Paul Singley May 23, 2012 at 04:03 PM
Hi Janis. What I mean by fair share is what the tax collector's office says you owe. But you're right, I can be careful with the terminology. Thank you!
CMG May 24, 2012 at 04:31 PM
I am on that list once, way back in 1999 for taxes that have ALWAYS been included in my mortgage payment. I don't know how I am going to prove I paid. I don't even know what bank I had at the time. I am divorced now and even the tax returns are long gone. The only thing I have to go on is the records of tax payments from all other years of owning a house in Oxford. They will show that the taxes have always been paid by my bank. I hope they can figure this out because I certain don't have the money to re-pay taxes I have already paid. Thank you Karen. You really have stuck it all to us while you have been living the high life for 15 years!!!!

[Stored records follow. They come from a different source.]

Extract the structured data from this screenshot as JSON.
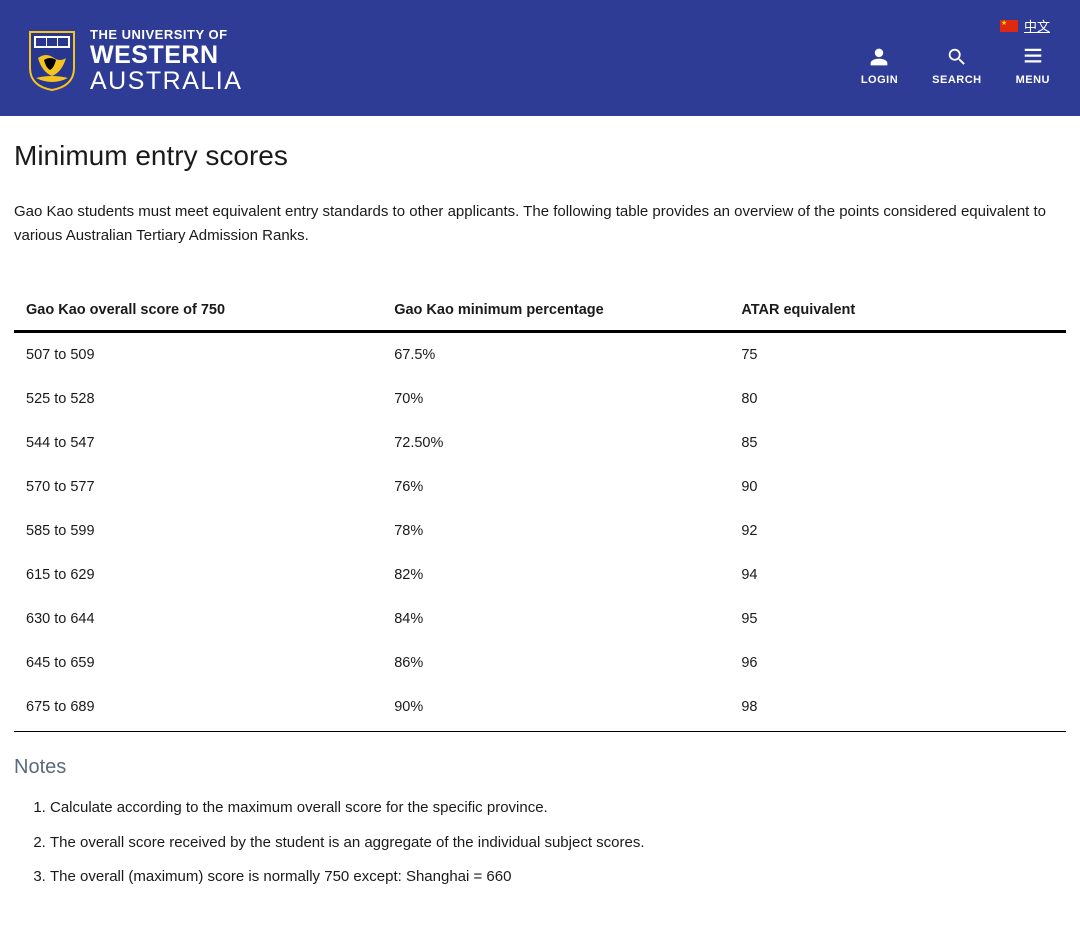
{
  "header": {
    "language_label": "中文",
    "logo_line1": "THE UNIVERSITY OF",
    "logo_line2": "WESTERN",
    "logo_line3": "AUSTRALIA",
    "actions": {
      "login": "LOGIN",
      "search": "SEARCH",
      "menu": "MENU"
    }
  },
  "page": {
    "title": "Minimum entry scores",
    "intro": "Gao Kao students must meet equivalent entry standards to other applicants. The following table provides an overview of the points considered equivalent to various Australian Tertiary Admission Ranks."
  },
  "table": {
    "columns": [
      "Gao Kao overall score of 750",
      "Gao Kao minimum percentage",
      "ATAR equivalent"
    ],
    "column_widths": [
      "35%",
      "33%",
      "32%"
    ],
    "rows": [
      [
        "507 to 509",
        "67.5%",
        "75"
      ],
      [
        "525 to 528",
        "70%",
        "80"
      ],
      [
        "544 to 547",
        "72.50%",
        "85"
      ],
      [
        "570 to 577",
        "76%",
        "90"
      ],
      [
        "585 to 599",
        "78%",
        "92"
      ],
      [
        "615 to 629",
        "82%",
        "94"
      ],
      [
        "630 to 644",
        "84%",
        "95"
      ],
      [
        "645 to 659",
        "86%",
        "96"
      ],
      [
        "675 to 689",
        "90%",
        "98"
      ]
    ]
  },
  "notes": {
    "heading": "Notes",
    "items": [
      "Calculate according to the maximum overall score for the specific province.",
      "The overall score received by the student is an aggregate of the individual subject scores.",
      "The overall (maximum) score is normally 750 except: Shanghai = 660"
    ]
  },
  "colors": {
    "header_bg": "#2e3c96",
    "crest_gold": "#f3c320",
    "crest_blue": "#27368f",
    "text": "#1a1a1a",
    "notes_heading": "#5a6a7a"
  }
}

Janis Hardy May 27, 2012 at 02:12 PM
Cindy, obtaining 'proof of payment' in your situation might be relatively easy to get. When you have some time, go into the Oxford Town Clerk's office and ask them to show you how to search the land records for the property in question. If you had a mortgage on your property in 1999, that mortgage will be recorded, and you will be able to get the name of the bank. If that mortgage has been paid, refinanced or transferred through a refinance or a sale, then there would be a "Release of Mortgage" filed on the land records. Get a copy of those documents covering that time period. In order to refinance or sell, the bank would absolutely require that the taxes had been paid, so copies of these documents would be helpful to the tax collector's office.
citizen kane June 05, 2012 at 02:38 PM
Hi Janis, your idea of having a town meeting is not a good one. I find that in the past not more then 20-50 citizens would show up. These were usually citizens bias to one political party or the another. Letting 20-50 citizens decide the fate for the whole town is not good. Besides, what do we know as a common citizen and not a lawyer? Even if this was somehow brought to a referendum would it still be fair to all the citizens of Oxford. The real problem here is not that a "unreliable list of delinquent taxpayers" exists it's that a tax collector has stolen the money and one family caused this issue for all of us. Fixing this is going to be a painful experience for all of us.